You don't show any LRECL option value either, which setting may be needed if some of your data is very long lines.
10-26-2017 04:28 PM
I've tried all three options of CRLF, LF, and CR and none of them read the lines correctly. Each line isn't too long either maybe 180 characters max. It's weird because if I use dlm='0A'x it finds the end-of-line correctly, but if I use termstr=LF it does not.
10-26-2017 05:02 PM
First look at the file on the source system and see what it looks like. For example if you SAS then you can run a simple program like this to see what is in the first 500 bytes of the file.
data _null_; infile "&path\sample_import_file.txt" lrecl=100 recfm=f obs=5 ; input; list; run;
The file you posted has CR+LF at the end of each line. It also says that it is using UTF16 character encoding.
NOTE: A byte-order mark in the file "c:\downloads\sample_import_file.txt" (for fileref "#LN00079") indicates that the data is encoded in "utf-16le". This encoding will be used to process the file.
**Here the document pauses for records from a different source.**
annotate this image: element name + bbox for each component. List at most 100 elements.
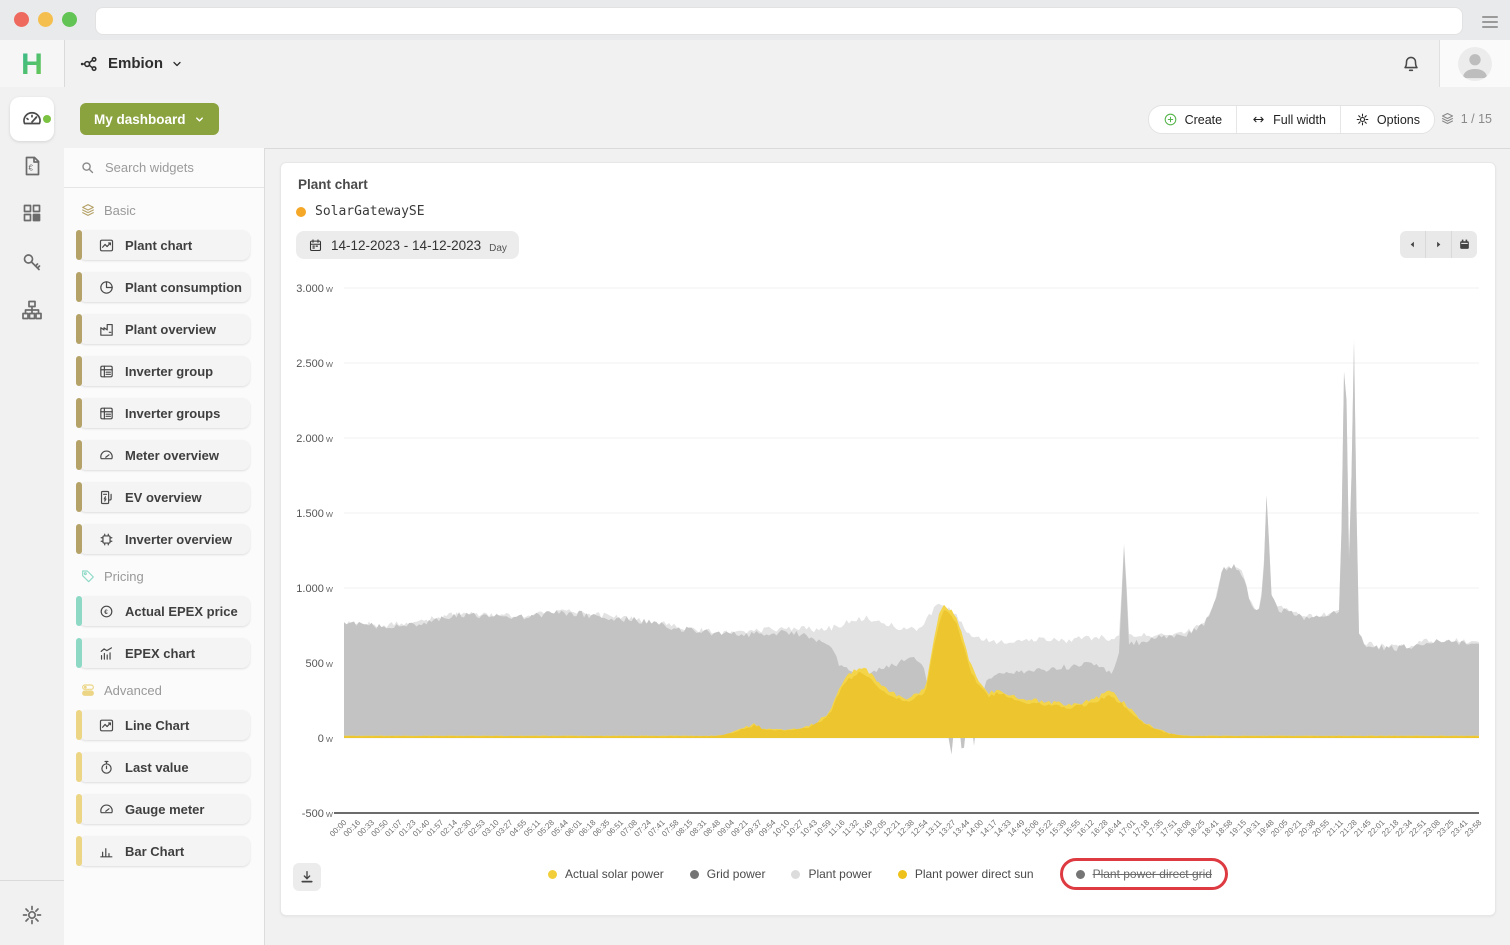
widget-item-label: Inverter groups [125,406,220,421]
svg-text:23:58: 23:58 [1463,818,1484,839]
window-maximize-button[interactable] [62,12,77,27]
chevron-down-icon [171,58,183,70]
legend-item-plant-power-direct-sun[interactable]: Plant power direct sun [898,860,1034,888]
widget-item-label: Plant chart [125,238,192,253]
svg-text:3.000 W: 3.000 W [296,283,334,295]
widget-item-inverter-group[interactable]: Inverter group [78,356,250,386]
app-logo[interactable]: H [0,40,65,87]
options-label: Options [1377,113,1420,127]
widget-item-label: Last value [125,760,189,775]
coin-icon: € [98,603,115,620]
layers-icon [1440,111,1455,126]
widget-item-plant-overview[interactable]: Plant overview [78,314,250,344]
accent-bar [76,638,82,668]
rail-divider [0,880,64,881]
rail-item-billing[interactable]: € [10,144,54,188]
accent-bar [76,596,82,626]
widget-item-actual-epex-price[interactable]: € Actual EPEX price [78,596,250,626]
dashboard-toolbar: My dashboard Create Full width Options 1… [64,87,1510,149]
legend-label: Actual solar power [565,867,664,881]
widget-item-inverter-groups[interactable]: Inverter groups [78,398,250,428]
avatar [1458,47,1492,81]
legend-item-grid-power[interactable]: Grid power [690,860,766,888]
accent-bar [76,710,82,740]
widget-item-inverter-overview[interactable]: Inverter overview [78,524,250,554]
meter-icon [98,447,115,464]
molecule-icon [78,53,100,75]
app-header: H Embion [0,40,1510,88]
rail-item-access[interactable] [10,240,54,284]
widget-item-label: Plant overview [125,322,216,337]
window-minimize-button[interactable] [38,12,53,27]
widget-item-label: Actual EPEX price [125,604,238,619]
legend-item-actual-solar-power[interactable]: Actual solar power [548,860,664,888]
create-label: Create [1185,113,1223,127]
rail-item-dashboard[interactable] [10,97,54,141]
legend-item-plant-power-direct-grid[interactable]: Plant power direct grid [1060,858,1228,890]
svg-text:1.500 W: 1.500 W [296,508,334,520]
widget-item-label: Inverter group [125,364,213,379]
section-label: Advanced [104,683,162,698]
widget-item-epex-chart[interactable]: EPEX chart [78,638,250,668]
svg-text:2.500 W: 2.500 W [296,358,334,370]
key-icon [20,250,44,274]
widget-item-gauge-meter[interactable]: Gauge meter [78,794,250,824]
accent-bar [76,230,82,260]
widget-item-plant-consumption[interactable]: Plant consumption [78,272,250,302]
tag-icon [80,568,96,584]
widget-item-label: Bar Chart [125,844,184,859]
table-list-icon [98,363,115,380]
table-list-icon [98,405,115,422]
line-chart-icon [98,717,115,734]
widget-item-plant-chart[interactable]: Plant chart [78,230,250,260]
dashboard-selector-label: My dashboard [94,112,186,127]
download-button[interactable] [293,863,321,891]
full-width-button[interactable]: Full width [1237,106,1341,133]
ev-charger-icon [98,489,115,506]
svg-text:H: H [21,49,43,79]
widget-search [64,148,264,188]
window-close-button[interactable] [14,12,29,27]
widget-item-line-chart[interactable]: Line Chart [78,710,250,740]
browser-menu-icon[interactable] [1482,13,1498,31]
section-label: Basic [104,203,136,218]
org-switcher[interactable]: Embion [78,40,183,87]
legend-dot [548,870,557,879]
arrows-horizontal-icon [1251,112,1266,127]
plant-chart-plot[interactable]: 3.000 W2.500 W2.000 W1.500 W1.000 W500 W… [281,163,1495,853]
options-button[interactable]: Options [1341,106,1434,133]
notifications-bell-icon[interactable] [1400,52,1422,74]
rail-item-topology[interactable] [10,288,54,332]
grid-squares-icon [20,201,44,225]
widget-item-bar-chart[interactable]: Bar Chart [78,836,250,866]
widget-item-ev-overview[interactable]: EV overview [78,482,250,512]
dashboard-selector-button[interactable]: My dashboard [80,103,219,135]
widget-item-meter-overview[interactable]: Meter overview [78,440,250,470]
svg-text:500 W: 500 W [305,658,333,670]
h-logo-icon: H [15,49,49,79]
invoice-icon: € [20,154,44,178]
chip-icon [98,531,115,548]
line-chart-icon [98,237,115,254]
search-input[interactable] [103,159,237,176]
section-label: Pricing [104,569,144,584]
svg-text:1.000 W: 1.000 W [296,583,334,595]
legend-item-plant-power[interactable]: Plant power [791,860,871,888]
widget-sidebar: Basic Plant chart Plant consumption Plant o… [64,148,265,945]
accent-bar [76,794,82,824]
rail-item-settings[interactable] [10,893,54,937]
stopwatch-icon [98,759,115,776]
svg-text:€: € [29,164,34,173]
page-indicator-label: 1 / 15 [1461,112,1492,126]
user-menu[interactable] [1439,40,1510,87]
meter-icon [98,801,115,818]
create-button[interactable]: Create [1149,106,1238,133]
rail-item-widgets[interactable] [10,191,54,235]
widget-item-label: Gauge meter [125,802,204,817]
active-dot [43,115,51,123]
plus-circle-icon [1163,112,1178,127]
browser-url-bar[interactable] [95,7,1463,35]
accent-bar [76,398,82,428]
legend-dot [898,870,907,879]
widget-item-last-value[interactable]: Last value [78,752,250,782]
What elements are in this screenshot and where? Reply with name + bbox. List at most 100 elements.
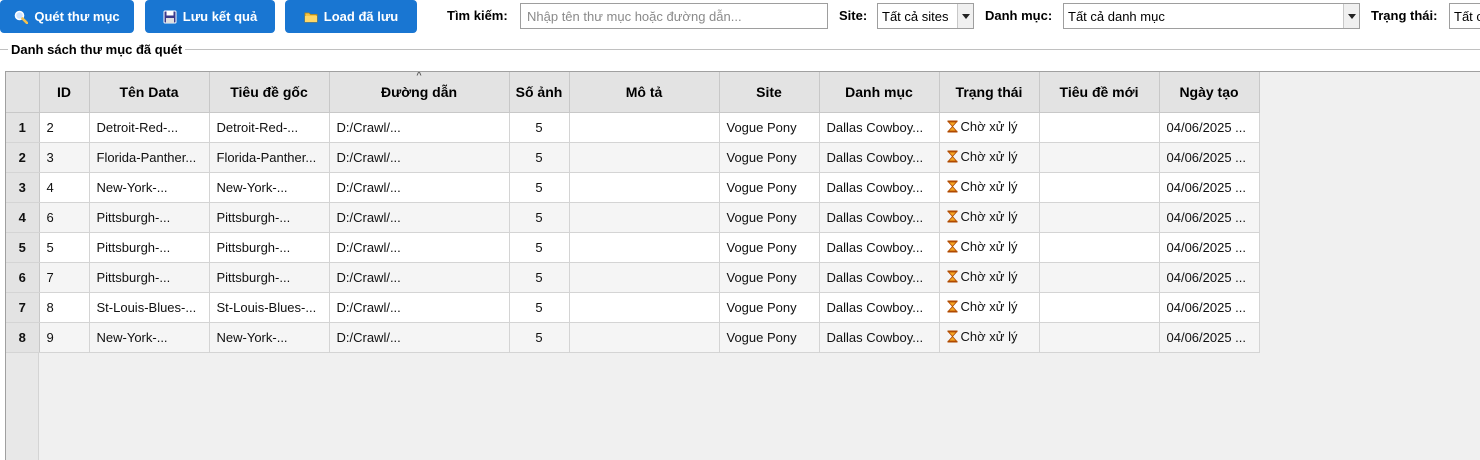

You might want to tell the FTP engine that information as it might not be able to autodetect that. I am not sure the FTP engine can detect the BOM the same way that SAS can when reading directly from a disk file.
Second check what your "drag and drop" method actually did. How do you drag and drop a file from Windows to Unix? Are you using some type of GUI FTP interface? if so then perhaps it transferred the file in ASCII mode and so converted the CR+LF to just LF. Or perhaps you have mounted the same physical disk onto both a Windows machine and a Unix machine. Then most likely the file was copied as BINARY and so the CR+LF stayed exactly as they were before.
Third try using the RCMD option on the FTP filename engine to tell your FTP server whether you want to move the file as BINARY. You might need to save it to a temporary physical file and then read from there.